Pero el origen del alpinismo es doble: en él pesa tanto la curiosidad como el sentimiento. Para darle vida fue precisa la sorprendente conjunción, hacia mediados del siglo XVIII, de un racionalismo científico —ya no abstracto, sino basado en la observación y la experiencia— y el sentimiento, ya romántico, subjetivo, de la naturaleza. No hubiera bastado con solo el primero de ellos. La conquista de la montaña es empresa de hombres que la habían soñado y amado ya antes de acercarse a ella. Se debe al amor, en lo que tiene de desinteresado, y no al mero deseo de conocimiento. Pero es cierto que uno y otro tuvieron su justa parte y que los primeros alpinistas fueron también, a su modo, exploradores. Sabios en su mayoría: naturalistas o físicos, pero igualmente escritores o pintores, incluso ambas cosas a la vez, es decir, gentes capaces de experimentar emociones y de expresarlas; eran hombres completos, en quienes se manifiesta la doble incitación del espíritu de investigación y del sentimiento.
* * *
A comienzos del siglo, el profesor y médico suizo Scheuchzer —en quien pudiera verse en más de un aspecto un sucesor de Gesner— llevaba a sus alumnos de viaje a los Alpes suizos, con un objetivo declarado de orden científico: investigaciones geográficas, botánicas o geológicas —«Itinera per Helvetiae Alpinas regiones»—. Pero Scheuchzer y sus jóvenes compañeros mantenían los ojos muy abiertos frente a todo lo que les rodeaba. Declaraba el profesor: «Los Alpes son como un museo de las maravillas de la naturaleza». Y, por otra parte, elogiaba los beneficios que reporta la marcha por la montaña…

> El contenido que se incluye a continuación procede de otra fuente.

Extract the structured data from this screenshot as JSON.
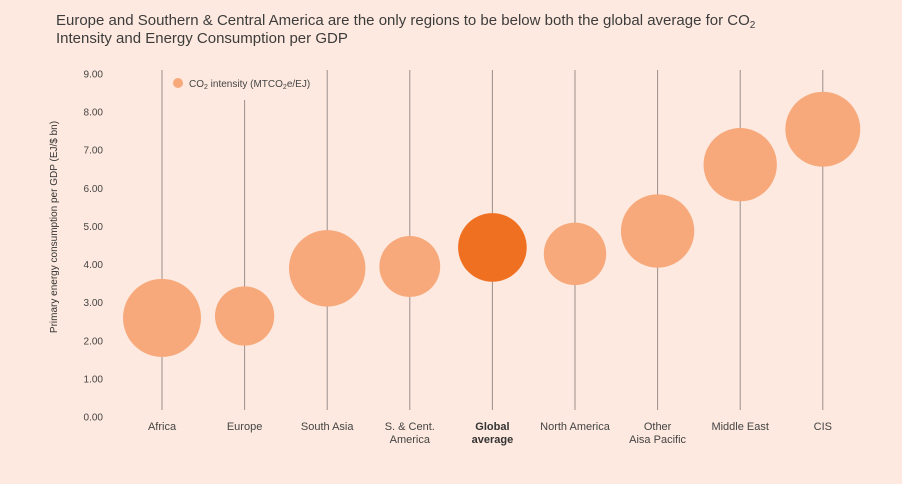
{
  "title": {
    "line1_before_sub": "Europe and Southern & Central America are the only regions to be below both the global average for CO",
    "line1_sub": "2",
    "line2": "Intensity and Energy Consumption per GDP"
  },
  "chart_data": {
    "type": "bubble",
    "title": "Europe and Southern & Central America are the only regions to be below both the global average for CO2 Intensity and Energy Consumption per GDP",
    "xlabel": "",
    "ylabel": "Primary energy consumption per GDP (EJ/$ bn)",
    "ylim": [
      0,
      9
    ],
    "y_ticks": [
      "0.00",
      "1.00",
      "2.00",
      "3.00",
      "4.00",
      "5.00",
      "6.00",
      "7.00",
      "8.00",
      "9.00"
    ],
    "grid": false,
    "legend": {
      "position": "top-left",
      "label_parts": [
        "CO",
        "2",
        " intensity (MTCO",
        "2",
        "e/EJ)"
      ]
    },
    "colors": {
      "bubble": "#f7a97b",
      "highlight": "#f07022",
      "stem": "#9a8f8a",
      "axis_text": "#444444"
    },
    "categories": [
      {
        "label_lines": [
          "Africa"
        ],
        "y": 2.6,
        "size": 1.0,
        "highlight": false
      },
      {
        "label_lines": [
          "Europe"
        ],
        "y": 2.65,
        "size": 0.76,
        "highlight": false
      },
      {
        "label_lines": [
          "South Asia"
        ],
        "y": 3.9,
        "size": 0.98,
        "highlight": false
      },
      {
        "label_lines": [
          "S. & Cent.",
          "America"
        ],
        "y": 3.95,
        "size": 0.78,
        "highlight": false
      },
      {
        "label_lines": [
          "Global",
          "average"
        ],
        "y": 4.45,
        "size": 0.88,
        "highlight": true
      },
      {
        "label_lines": [
          "North America"
        ],
        "y": 4.28,
        "size": 0.8,
        "highlight": false
      },
      {
        "label_lines": [
          "Other",
          "Aisa Pacific"
        ],
        "y": 4.88,
        "size": 0.94,
        "highlight": false
      },
      {
        "label_lines": [
          "Middle East"
        ],
        "y": 6.62,
        "size": 0.94,
        "highlight": false
      },
      {
        "label_lines": [
          "CIS"
        ],
        "y": 7.55,
        "size": 0.96,
        "highlight": false
      }
    ]
  }
}
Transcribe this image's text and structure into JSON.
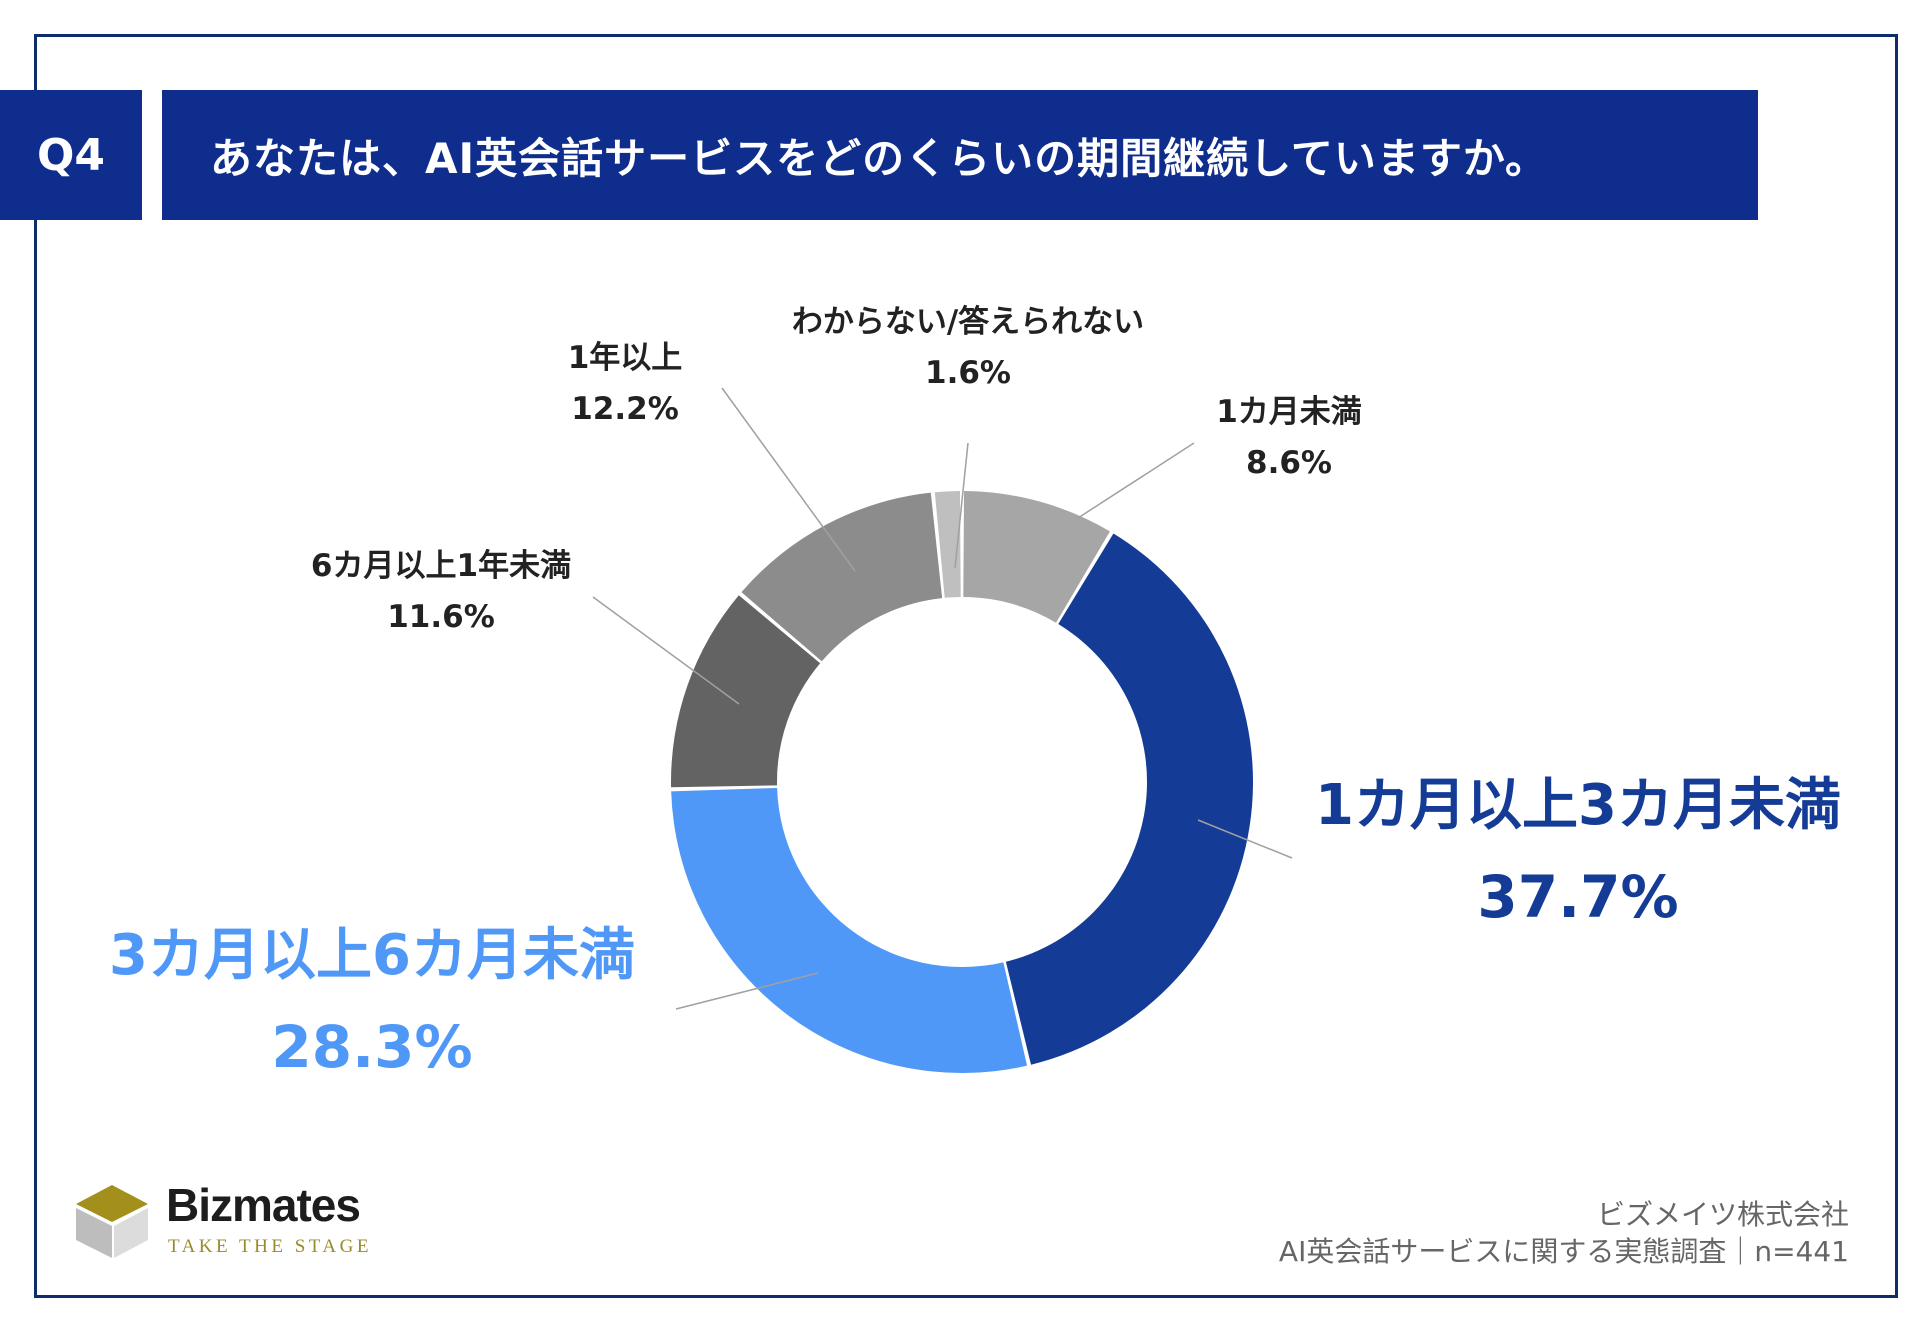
{
  "header": {
    "question_label": "Q4",
    "question_text": "あなたは、AI英会話サービスをどのくらいの期間継続していますか。"
  },
  "chart_data": {
    "type": "pie",
    "categories": [
      "1カ月未満",
      "1カ月以上3カ月未満",
      "3カ月以上6カ月未満",
      "6カ月以上1年未満",
      "1年以上",
      "わからない/答えられない"
    ],
    "values": [
      8.6,
      37.7,
      28.3,
      11.6,
      12.2,
      1.6
    ],
    "value_labels": [
      "8.6%",
      "37.7%",
      "28.3%",
      "11.6%",
      "12.2%",
      "1.6%"
    ],
    "colors": [
      "#a6a6a6",
      "#143c96",
      "#4f98f8",
      "#636363",
      "#8c8c8c",
      "#bfbfbf"
    ],
    "label_colors": [
      "#222222",
      "#143c96",
      "#4f98f8",
      "#222222",
      "#222222",
      "#222222"
    ],
    "style": "donut",
    "start": "12 o'clock",
    "direction": "clockwise"
  },
  "footer": {
    "brand": "Bizmates",
    "tagline": "TAKE THE STAGE",
    "company": "ビズメイツ株式会社",
    "survey": "AI英会話サービスに関する実態調査｜n=441"
  }
}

Pero la naturaleza —y en especial el ambiente montañoso, que seduce por su carácter agreste— se pusieron de moda sobre todo a mediados de siglo. Porque se trataba de una auténtica moda, con sus correspondientes excesos que inducían, donde faltaban las rocas verdaderas, a construir otras falsas; y las falsas rocas conducían a veces al falso sentimentalismo y a la hipérbole. Bernardin de Saint-Pierre no estaba muy lejos…Tras haber sido «feas», las montañas se habían convertido en «celestiales» e incluso «divinas».